Hunt & Associates P.C.

You Can’t Kill the Cow to Get More Milk – Oregon’s Measure 97 and the Destructive Impulse to Over Tax

CowWinston Churchill described the art of intelligent taxation as knowing how to keep the cow healthy and alive so as to maximize its milk production.  The prime directive of good policy is to not kill the cow.  If the cow dies, there’s no more milk.  Without the milk of tax income, government can’t live. In Oregon the cow’s health, if not its life, is now in peril.

Unfortunately, government’s insatiable appetite often tempts it to forget the cow’s wellbeing and to focus only on taking as much milk as it can see at the moment, even if the effort is more than the cow can survive.  Public employee unions and their affiliates are promoting an initiative proposal on November’s general elections ballot, Measure 97, to enact a 2.5% gross receipts tax against all Oregon companies with more than $25 million in annual sales.

If the measure passes, any corporation making more than $25 million per year in sales will pay 2.5% of its total sales in tax over and above what it already pays in other state and local taxes.  It may be the largest such tax in the Nation.  Although the proponents claim that the proceeds from this tax might be used to advance a multitude of seemingly worthwhile programs, there are no restrictions on how those proceeds are spent.

Emily Powell, owner of Powell’s Books in Portland, explains in a recent interview with the Portland Tribune how this tax threatens her business and other businesses in Oregon and how, at best, it will seriously damage, if it does not kill, her business.
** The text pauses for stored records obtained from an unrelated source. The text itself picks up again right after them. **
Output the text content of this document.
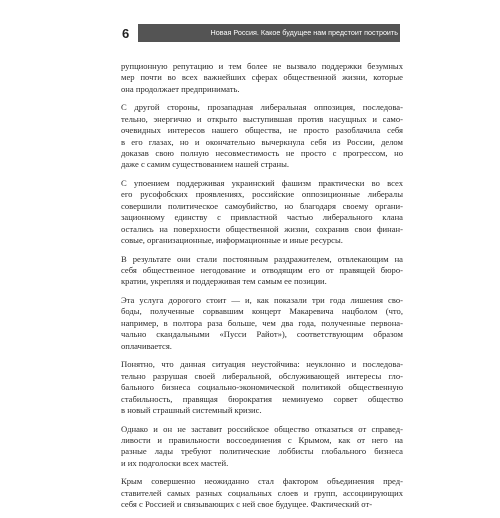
6	Новая Россия. Какое будущее нам предстоит построить
рупционную репутацию и тем более не вызвало поддержки безумных
мер почти во всех важнейших сферах общественной жизни, которые
она продолжает предпринимать.
С другой стороны, прозападная либеральная оппозиция, последова-
тельно, энергично и открыто выступившая против насущных и само-
очевидных интересов нашего общества, не просто разоблачила себя
в его глазах, но и окончательно вычеркнула себя из России, делом
доказав свою полную несовместимость не просто с прогрессом, но
даже с самим существованием нашей страны.
С упоением поддерживая украинский фашизм практически во всех
его русофобских проявлениях, российские оппозиционные либералы
совершили политическое самоубийство, но благодаря своему органи-
зационному единству с привластной частью либерального клана
остались на поверхности общественной жизни, сохранив свои финан-
совые, организационные, информационные и иные ресурсы.
В результате они стали постоянным раздражителем, отвлекающим на
себя общественное негодование и отводящим его от правящей бюро-
кратии, укрепляя и поддерживая тем самым ее позиции.
Эта услуга дорогого стоит — и, как показали три года лишения сво-
боды, полученные сорвавшим концерт Макаревича нацболом (что,
например, в полтора раза больше, чем два года, полученные первона-
чально скандальными «Пусси Райот»), соответствующим образом
оплачивается.
Понятно, что данная ситуация неустойчива: неуклонно и последова-
тельно разрушая своей либеральной, обслуживающей интересы гло-
бального бизнеса социально-экономической политикой общественную
стабильность, правящая бюрократия неминуемо сорвет общество
в новый страшный системный кризис.
Однако и он не заставит российское общество отказаться от справед-
ливости и правильности воссоединения с Крымом, как от него на
разные лады требуют политические лоббисты глобального бизнеса
и их подголоски всех мастей.
Крым совершенно неожиданно стал фактором объединения пред-
ставителей самых разных социальных слоев и групп, ассоциирующих
себя с Россией и связывающих с ней свое будущее. Фактический от-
Ms. Powell points out in the interview that, even though styled a tax on business income, the gross receipts tax will increase the cost of living for every Oregonian who pays for electricity, phone, food, clothes, books, and other daily living expenses in the state.  As she also notes, passage of the measure would almost certainly cause Powell’s, like many other employers, to reduce the number of employees and to constrict the level of service they offer.

In other words, it’s another instance of the old truism that businesses don’t pay taxes, people pay taxes.  The businesses that pay the tax will pass the tax along to their customers who will then pay more to purchase goods and services to pay the tax.  Yet those individuals who ultimately pay this “corporate tax” will have less to pay for the goods and services which businesses sell and so will purchase less so sales of goods and services will decline.  There will also be fewer workers in the private sector earning money to buy goods from private businesses and also fewer workers in the private sector to support the continuously growing number of public employees who will be looking to this tax for income and benefits.

In short, any additional income the state might receive from enactment of Measure 97 could well seriously injure if not kill the tax revenue which now supports all of the state and local governments.  Measure 97 thus threatens to hurt if not kill the cow that gives our government the milk it feeds on.  As Churchill noted, that is not a good idea.